Los tres viajeros llevaban tan poco equipaje que sólo alquilaron un par de caballos de carga. Se pusieron mantos, leotardos y unos anchos sombreros de paja de viaje. Sachi y Taki llevaban sus alabardas a modo de cayados. Jiroemon, Otama, Yuki y los niños los acompañaron hasta las puertas de la aldea y les hicieron reverencias y ademanes hasta que se perdieron de vista. Gen también fue a despedirlos; sonreía y gritaba: «¡Nos veremos en Edo!» El olor a humo de leña y a sopa de miso, los ladridos de los perros y los cacareos de los gallos se perdieron en la lejanía. La aldea iba haciéndose cada vez más pequeña a sus espaldas, y Sachi oía la voz de Otama, cada vez más débil: «Vuelve pronto», y el eco de la voz de Jiroemon, más grave. Con lágrimas en los ojos, murmuró el haiku que Basho había escrito cuando estuvo en Kiso, aunque en otra estación:
Okuraretsu / Primero me dicen adiós,
Okuritsu hate wa / luego digo yo adiós, y entonces...
Kiso no aki / otoño en Kiso.
La vida no era más que una serie de despedidas; conocías a personas, te encariñabas con ellas, y luego tenías que separarte de ellas. Y al final de ese viaje habría otra despedida, cuando Shinzaemon entrara en la milicia. Dio un suspiro y apartó esa idea de su mente.
Incluso allí, en las montañas, donde la nieve no había hecho más que empezar a fundirse, ya brotaban las flores en algunos cerezos.
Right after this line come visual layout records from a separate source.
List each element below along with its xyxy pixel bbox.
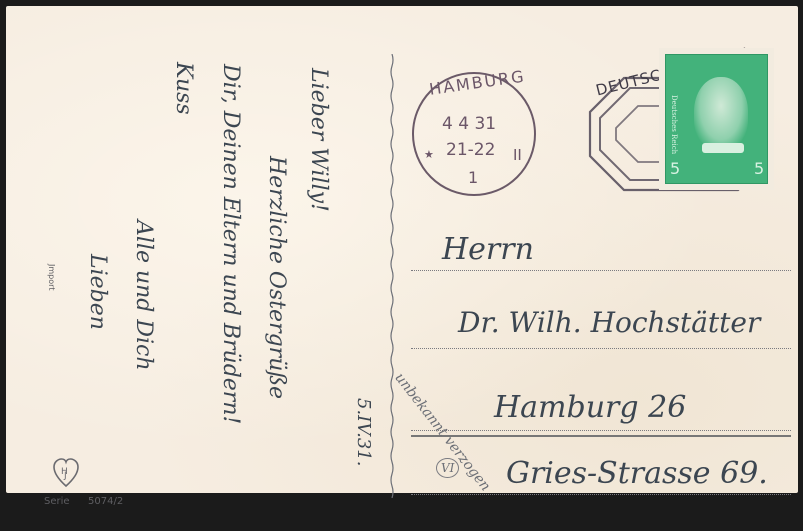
postcard-back: Jmport H J Lieber Willy! Herzliche Oster… <box>6 6 798 493</box>
stamp-value-left: 5 <box>670 159 680 178</box>
address-line-3-double <box>411 435 791 437</box>
series-number: 5074/2 <box>88 496 123 507</box>
message-line-2: Herzliche Ostergrüße <box>264 156 289 399</box>
message-line-4: Alle und Dich <box>131 220 156 371</box>
date-note: 5.IV.31. <box>353 398 374 466</box>
portrait-icon <box>694 77 748 149</box>
publisher-logo-icon: H J <box>53 458 79 488</box>
postmark-date: 4 4 31 <box>442 114 496 134</box>
address-city: Hamburg 26 <box>494 390 686 425</box>
pencil-mark: VI <box>436 458 459 478</box>
postmark-star: ★ <box>424 148 434 161</box>
import-label: Jmport <box>47 264 56 291</box>
svg-text:J: J <box>63 471 67 481</box>
address-salutation: Herrn <box>442 232 534 267</box>
address-line-3 <box>411 430 791 431</box>
address-name: Dr. Wilh. Hochstätter <box>458 306 760 339</box>
series-label: Serie <box>44 496 70 507</box>
divider-line <box>389 54 395 498</box>
postmark-code: II <box>513 146 522 164</box>
address-line-1 <box>411 270 791 271</box>
stamp-country: Deutsches Reich <box>670 95 678 154</box>
message-line-6: Kuss <box>171 62 196 115</box>
stamp-value-right: 5 <box>754 159 764 178</box>
message-line-3: Dir, Deinen Eltern und Brüdern! <box>218 64 243 424</box>
stamp-face: Deutsches Reich 5 5 <box>665 54 768 184</box>
address-line-4 <box>411 494 791 495</box>
address-line-2 <box>411 348 791 349</box>
address-street: Gries-Strasse 69. <box>506 456 768 491</box>
postage-stamp: Deutsches Reich 5 5 <box>659 48 774 190</box>
message-line-5: Lieben <box>85 254 110 330</box>
message-line-1: Lieber Willy! <box>306 68 331 212</box>
postmark-office: 1 <box>468 168 478 187</box>
postmark-time: 21-22 <box>446 140 495 160</box>
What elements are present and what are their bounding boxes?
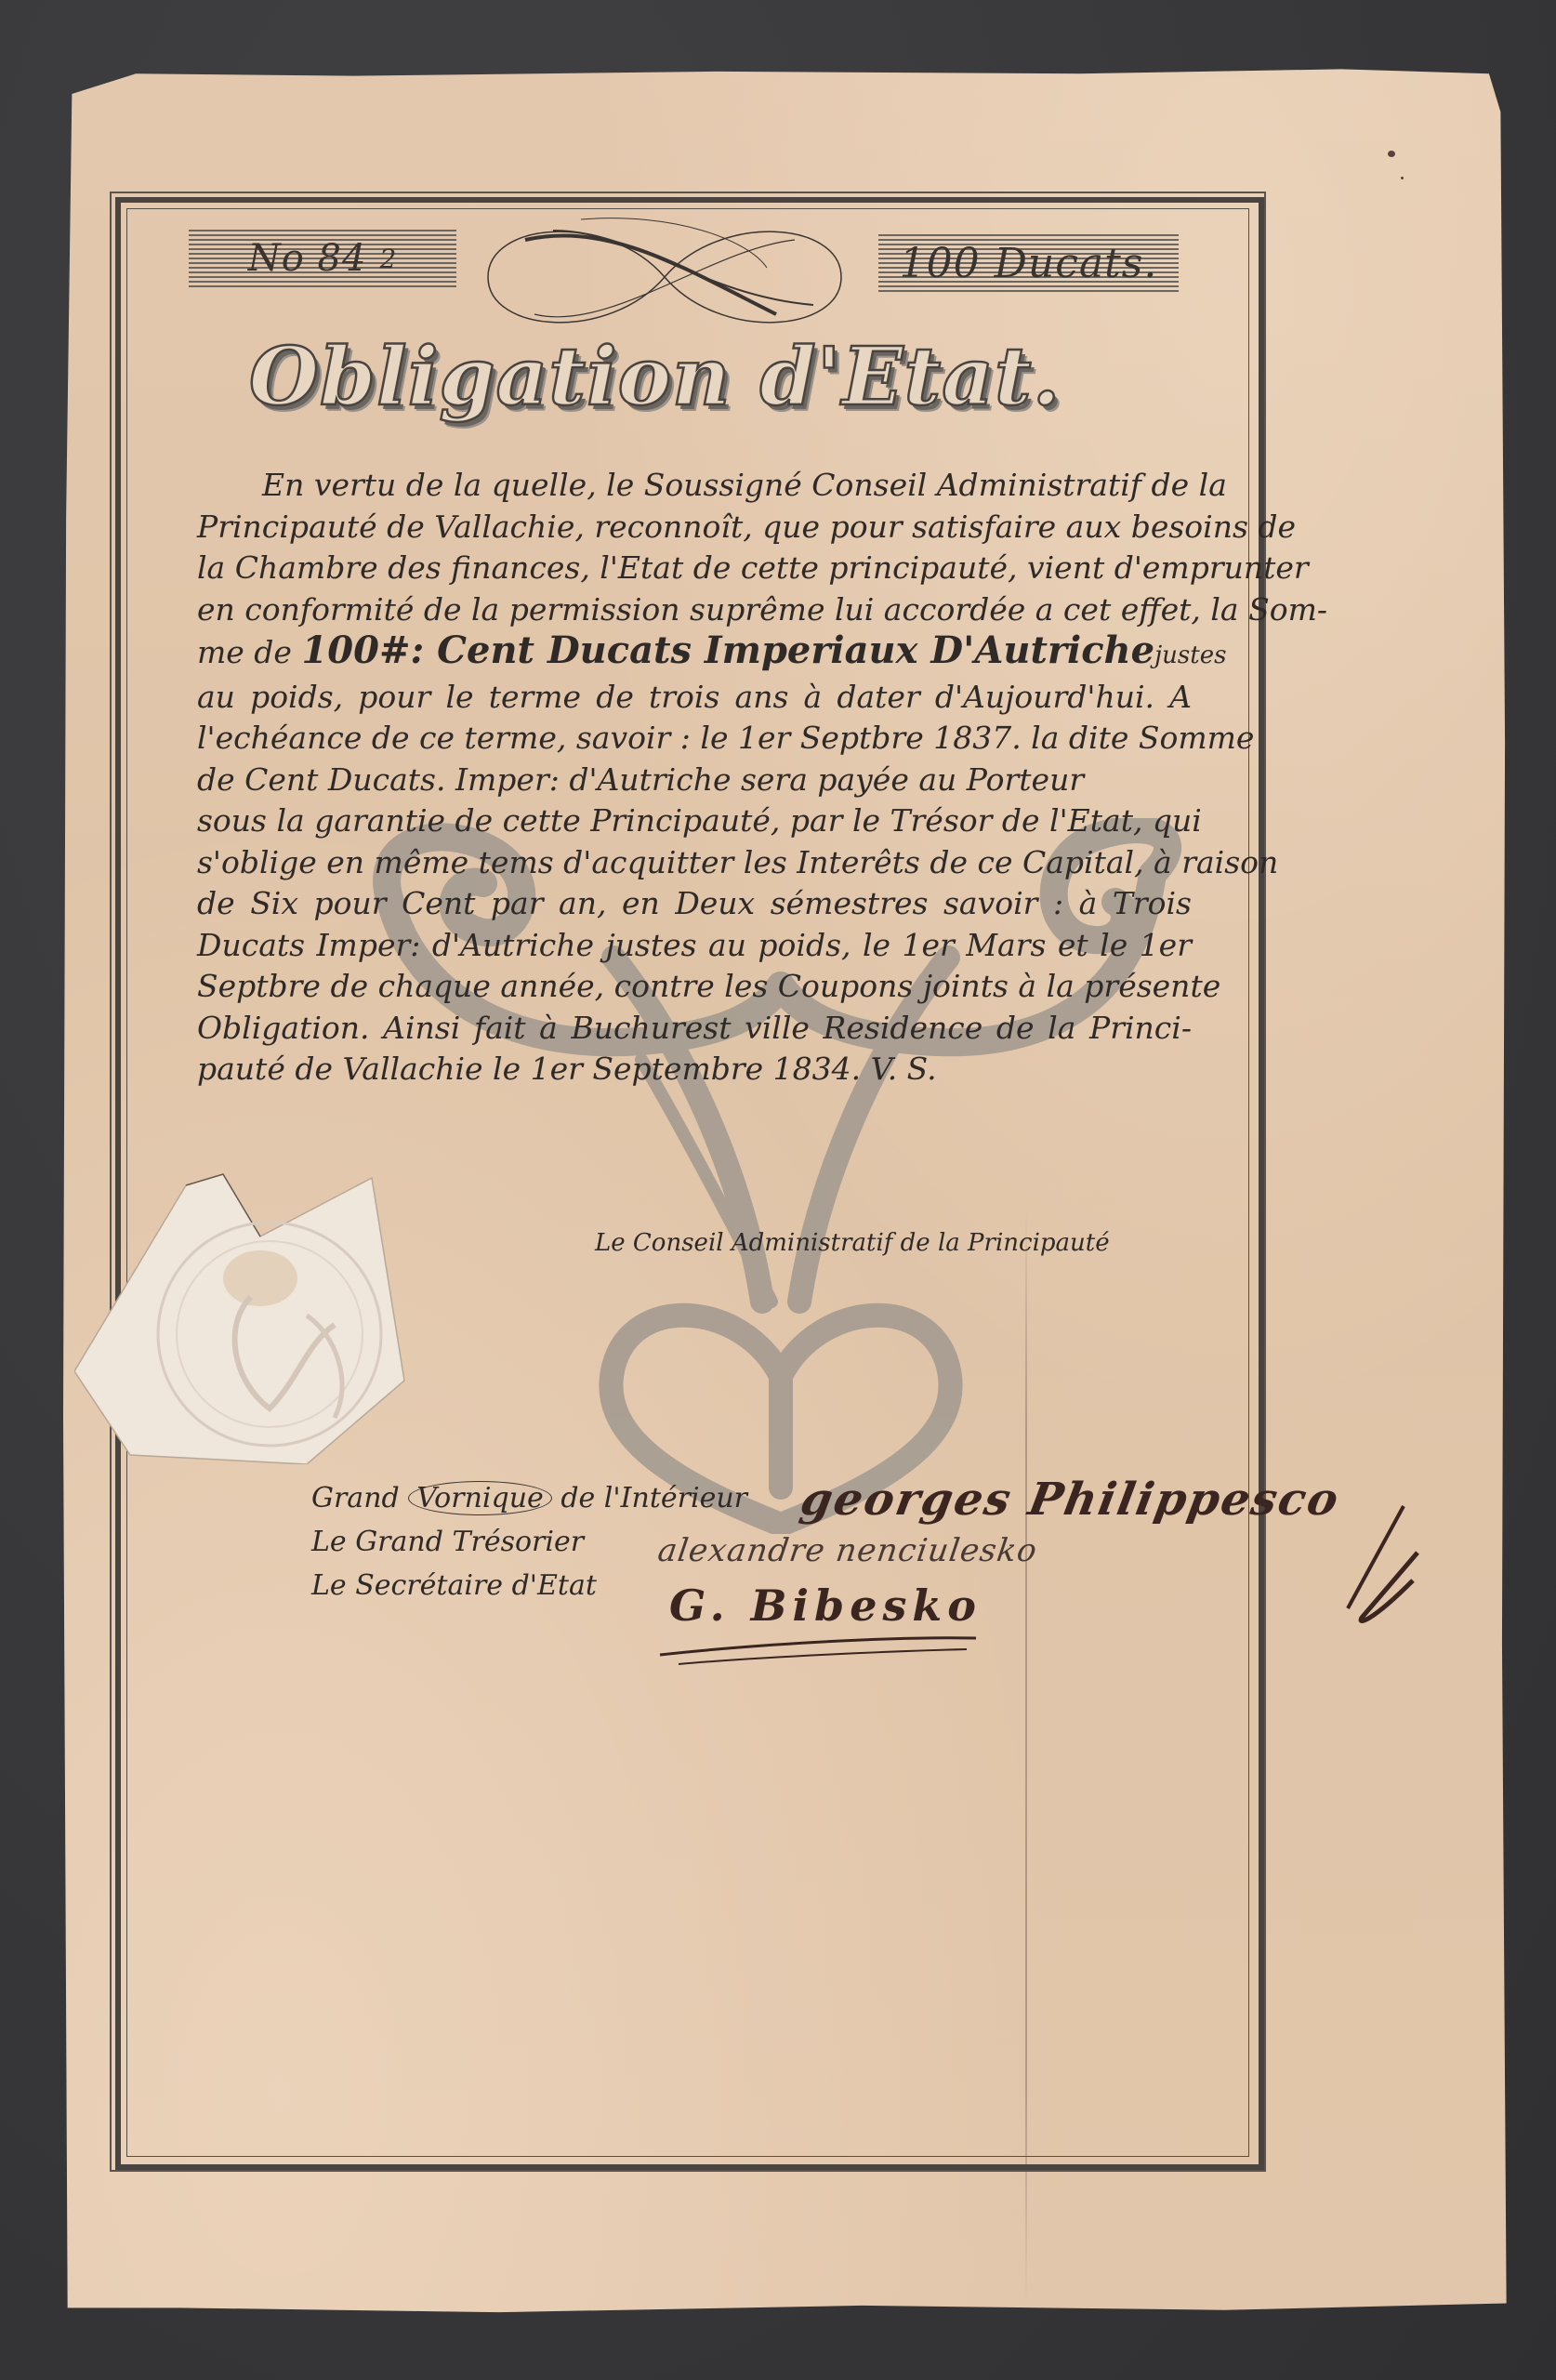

La primavera anterior, Sachi estaba en el castillo. Recordó que salía a los jardines con las otras mujeres para admirar las frágiles flores; se les empañaban los ojos al pensar en la brevedad de su belleza y en la fugacidad de la vida. ¿De verdad había pasado un año entero?
Mientras se alejaban de la aldea, oían correr el agua y vieron el río Kiso destellando a lo lejos. El camino se adentraba, serpenteando, en el bosque, entre cipreses y pinos y bosquecillos de susurrante bambú. La calzada estaba pavimentada, y había escalones tallados en las cuestas. Caminaban despacio y a un ritmo constante, como les había aconsejado Jiroemon. Se habían atado campanillas en los tobillos para asustar a los osos negros que vivían en las montañas. Cuando encontraban arroyos, saltaban de piedra en piedra o de roca en roca. A lo lejos oían las campanillas de las recuas de caballos de carga que avanzaban por el fondo del valle, y los pasos de bueyes que arrastraban carros cargados de arroz, paja o sal.
Era reconfortante estar de nuevo en marcha. A veces Shinzaemon se adelantaba, y a veces se quedaba en la cola del grupo, vigilando a los porteadores y los caballos de carga. Sachi observaba tímidamente sus anchas espaldas y su rebelde cabello, y escuchaba el crujido de sus sandalias de paja en el suelo de tierra, y su grave voz cuando gritaba a los porteadores. Le habría gustado poder detener el tiempo, convertir cada instante en una hora.
Estaban en medio de las montañas, en un tramo poco frecuentado de la ruta Nakasendo, avanzando por un denso bosque, cuando Sachi oyó unas voces ásperas. Estaban rodeados de altos árboles que impedían ver el camino con sus gruesos troncos. Cerró una mano alrededor del puño de su alabarda. Unos hombres salieron de detrás de los árboles, blandiendo bastones y hoces. Eran bandidos.